Monat: Juni 2020

  • Onyx Boox Nova 2 – Eindrücke #3

    Nach Das Onyx Boox Nova 2 e-Ink Tablet ist da – Erste Eindrücke und Ony Boox Nova 2 – Tag 3 folgt der dritte Artikel über meine Eindrücke. Nachdem es vielleicht mehr davon geben wird fange ich mal an, sie zu nummerieren.

    Und irgendwann gibt es dann anwendungsspezifische Artikel. Derzeit muss ich noch an allen Ecken und Enden herumspielen und so manches ausprobieren und kennenlernen. Ja, man könnte es strukturierter machen.. Aber so macht es mir derzeit mehr Spaß.

    Aus meinen Notizen heraus

    Wie es sich gehört, schreibe ich meine Erfahrungen in Stichworten am Nova in der Notiz App, synce diese und nutze diese als Grundlage u.a. für diesen Artikel.

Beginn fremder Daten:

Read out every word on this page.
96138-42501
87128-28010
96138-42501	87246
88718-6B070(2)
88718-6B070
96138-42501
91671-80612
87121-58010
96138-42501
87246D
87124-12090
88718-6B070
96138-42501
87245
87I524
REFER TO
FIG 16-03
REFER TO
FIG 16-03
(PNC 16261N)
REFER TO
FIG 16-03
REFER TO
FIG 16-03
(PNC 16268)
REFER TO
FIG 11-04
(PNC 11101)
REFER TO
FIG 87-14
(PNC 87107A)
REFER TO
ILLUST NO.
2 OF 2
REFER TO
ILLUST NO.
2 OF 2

    Readly – Magazin lesen.

    Ich nutze gerne Readly. Quasi das Netflix für Magazine unterschiedlicher Ausrichtung. Nachdem es dazu auch eine Android App gibt, musste ich ausprobieren, ob das e-Ink Tablet mir auch hierbei als Reader dienen kann.
    App installiert, A2 Modus aktiviert (die Modi muss ich euch noch genauer beschreiben), mit meinen Account eingeloggt und erste Magazine heruntergeladen (ja, es gibt einen Offline Modus). Eine A4 Magazin Seite am Nova lässt sich meistens ganz gut lesen. Fotos werden je nachdem recht gut (in ein paar Grautönen) angezeigt. Readly bietet von sich aus an, dass man einzelne Artikel in einer Art „Nur Text Ansicht“ lesen kann. Da wird die Schrift auch größer und man scrollt einfach durch den Artikel.

    Fazit: Funktioniert gut und sofern man nicht „Hochglanz-Foto-Magazine“ nutzt ist das Nova auch dafür ein ausreichender Reader.

    Notizen

    Das Nova bietet von sich aus unterschiedliche Templates für Notizen an. Linierte, karierte oder punktierte Seiten und noch ein paar andere für Todos, Kalendereinträge etc. Praktisch ist, dass man in einer Notiz auswählen kann, ob jede Seite dieselbe Vorlage nutzt oder man für jede Seite ganz unterschiedliche verwendet. Entgegen anderslautenden Berichten wird zumindest beim Export einer Notiz über push.boox.com als PDF auch der jeweilige Hintergrund (Template) mit exportiert.

    In meinem letzten Artikel habe ich erwähnt, dass ich versehentlich mit meinem Handballen immer irgendwelche Menüpunkte in der Leiste aktiviere ,da ich Linkshänder bin. Durch ein Video kam ich drauf, dass man die Menüleiste auch nach rechts verschieben kann. Jetzt ist schreiben am Nova noch näher an einem Notizbuch.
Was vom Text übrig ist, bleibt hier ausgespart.